O próximo passo foi se reconhecer como terapeuta holística. Apesar de ter se formado em todas as capacitações, ela não se enxergava nessa posição, pois não conhecia uma pessoa negra que fosse terapeuta. 

Sua amiga Cátia foi fundamental para o seu processo de empoderamento, pois ela sempre ressaltava o quanto Daniela tinha o potencial de chegar aonde quisesse. “Como mulher negra, pobre e periférica, a gente está acostumado a se ver menor. Os cursos eram fora da minha realidade. O racismo nos coloca em uma situação onde a gente não consegue enxergar além”, reflete. 

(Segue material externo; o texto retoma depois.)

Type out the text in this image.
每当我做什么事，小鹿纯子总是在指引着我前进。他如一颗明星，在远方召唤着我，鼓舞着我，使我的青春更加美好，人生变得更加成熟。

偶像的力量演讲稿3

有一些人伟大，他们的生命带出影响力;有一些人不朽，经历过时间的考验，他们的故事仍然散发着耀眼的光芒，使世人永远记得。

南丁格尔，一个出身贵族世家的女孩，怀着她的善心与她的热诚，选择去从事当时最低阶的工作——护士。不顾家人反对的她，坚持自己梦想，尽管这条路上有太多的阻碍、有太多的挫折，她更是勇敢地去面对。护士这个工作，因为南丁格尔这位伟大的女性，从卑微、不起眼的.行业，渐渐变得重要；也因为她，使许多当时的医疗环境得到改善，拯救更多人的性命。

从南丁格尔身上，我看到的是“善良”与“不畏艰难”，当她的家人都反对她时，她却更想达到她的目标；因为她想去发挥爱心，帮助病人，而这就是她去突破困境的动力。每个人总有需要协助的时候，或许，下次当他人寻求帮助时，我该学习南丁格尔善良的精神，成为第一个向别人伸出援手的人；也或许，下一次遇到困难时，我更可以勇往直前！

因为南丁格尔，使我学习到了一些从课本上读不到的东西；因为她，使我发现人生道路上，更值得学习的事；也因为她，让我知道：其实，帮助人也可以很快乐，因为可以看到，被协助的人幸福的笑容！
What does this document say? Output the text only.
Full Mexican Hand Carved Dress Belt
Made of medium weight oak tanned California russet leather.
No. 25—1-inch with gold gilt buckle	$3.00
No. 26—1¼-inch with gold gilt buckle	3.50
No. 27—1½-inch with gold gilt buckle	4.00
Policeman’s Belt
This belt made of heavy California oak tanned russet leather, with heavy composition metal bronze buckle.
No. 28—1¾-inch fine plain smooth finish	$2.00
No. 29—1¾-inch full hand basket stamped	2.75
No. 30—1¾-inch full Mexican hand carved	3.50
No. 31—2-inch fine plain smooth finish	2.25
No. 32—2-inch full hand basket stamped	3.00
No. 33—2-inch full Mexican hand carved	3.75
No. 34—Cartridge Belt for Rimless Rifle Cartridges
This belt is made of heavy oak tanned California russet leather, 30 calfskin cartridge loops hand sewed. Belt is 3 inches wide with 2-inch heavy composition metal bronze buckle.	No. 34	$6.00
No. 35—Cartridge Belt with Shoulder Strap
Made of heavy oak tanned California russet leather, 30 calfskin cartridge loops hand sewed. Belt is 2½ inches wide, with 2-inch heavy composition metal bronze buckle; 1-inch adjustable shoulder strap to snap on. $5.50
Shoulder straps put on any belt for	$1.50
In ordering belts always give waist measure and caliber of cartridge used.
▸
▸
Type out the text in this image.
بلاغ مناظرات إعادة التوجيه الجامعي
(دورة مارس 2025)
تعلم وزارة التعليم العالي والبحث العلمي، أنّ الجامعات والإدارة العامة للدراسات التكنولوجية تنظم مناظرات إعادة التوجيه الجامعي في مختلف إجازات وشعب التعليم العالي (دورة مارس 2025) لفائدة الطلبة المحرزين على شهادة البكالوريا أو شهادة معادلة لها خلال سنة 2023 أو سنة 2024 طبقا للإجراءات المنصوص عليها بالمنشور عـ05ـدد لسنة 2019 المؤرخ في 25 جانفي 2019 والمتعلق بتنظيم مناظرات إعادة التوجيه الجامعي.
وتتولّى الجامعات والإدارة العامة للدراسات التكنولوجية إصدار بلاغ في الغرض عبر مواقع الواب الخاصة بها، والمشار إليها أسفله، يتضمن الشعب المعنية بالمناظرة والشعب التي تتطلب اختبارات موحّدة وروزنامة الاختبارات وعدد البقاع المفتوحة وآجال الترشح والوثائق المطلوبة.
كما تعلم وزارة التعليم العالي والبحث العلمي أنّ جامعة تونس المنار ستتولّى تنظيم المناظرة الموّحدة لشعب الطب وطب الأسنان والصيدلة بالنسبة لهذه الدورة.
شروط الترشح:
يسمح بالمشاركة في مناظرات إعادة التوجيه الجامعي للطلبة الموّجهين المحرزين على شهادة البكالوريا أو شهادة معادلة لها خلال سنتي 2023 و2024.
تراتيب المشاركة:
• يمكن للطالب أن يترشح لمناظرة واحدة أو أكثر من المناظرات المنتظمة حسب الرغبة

Ao começar com os atendimentos, em plena pandemia, ela afirma que a maioria das queixas dos pacientes é a questão do luto e a incerteza em relação ao futuro. Assim como ela, muitos se reinventaram durante este período, porque a maioria trabalhava de maneira autônoma. 

E essa não é a realidade para poucos no Brasil. De acordo com a Pesquisa Nacional por Amostras de Domicílios (Pnad), lançada em 2019 pelo Instituto Brasileiro de Geografia e Estatística (IBGE), 38,6 milhões de trabalhadores atuam na informalidade. Os dados representam 41% dos trabalhadores do país. 

“Os brasileiros já estão acostumados a não ter dinheiro. Eles sabem se adaptar. Porém, quando você tira aquele sonho e ele não é mais palpável, aquilo mexe com o mental”, afirma a terapeuta.  

Segundo uma pesquisa lançada pelo Observatório Febraban/Ipespe em março de 2021, a pandemia afetou a saúde mental e emocional de mais da metade da população (57%). 

Daniela afirma que uma das maneiras de lidar com tamanha ansiedade é ter um tempo para fazer algo que a motive, como ioga, meditação ou caminhada, atividades que comprovadamente baixam o nível de ansiedade. 

É neste cenário que projetos que promovem terapias alternativas de maneira gratuita trazem esperança e força a muitas pessoas. No Núcleo Obará são 10 terapeutas disponíveis. Daniela é uma delas e atende dois pacientes por semana. 

“Eu vejo que muitas pessoas adoeceram com muita rapidez durante a pandemia, mas eu tenho esperança de que quanto mais pessoas forem beneficiadas, a cura será alcançada. Todo mundo deve ter direito a terapia sem precisar pagar”, conclui. Hoje ela se enxerga mais forte e fortalecida para conquistar seus sonhos, criar os seus filhos e ajudar pessoas em seu entorno.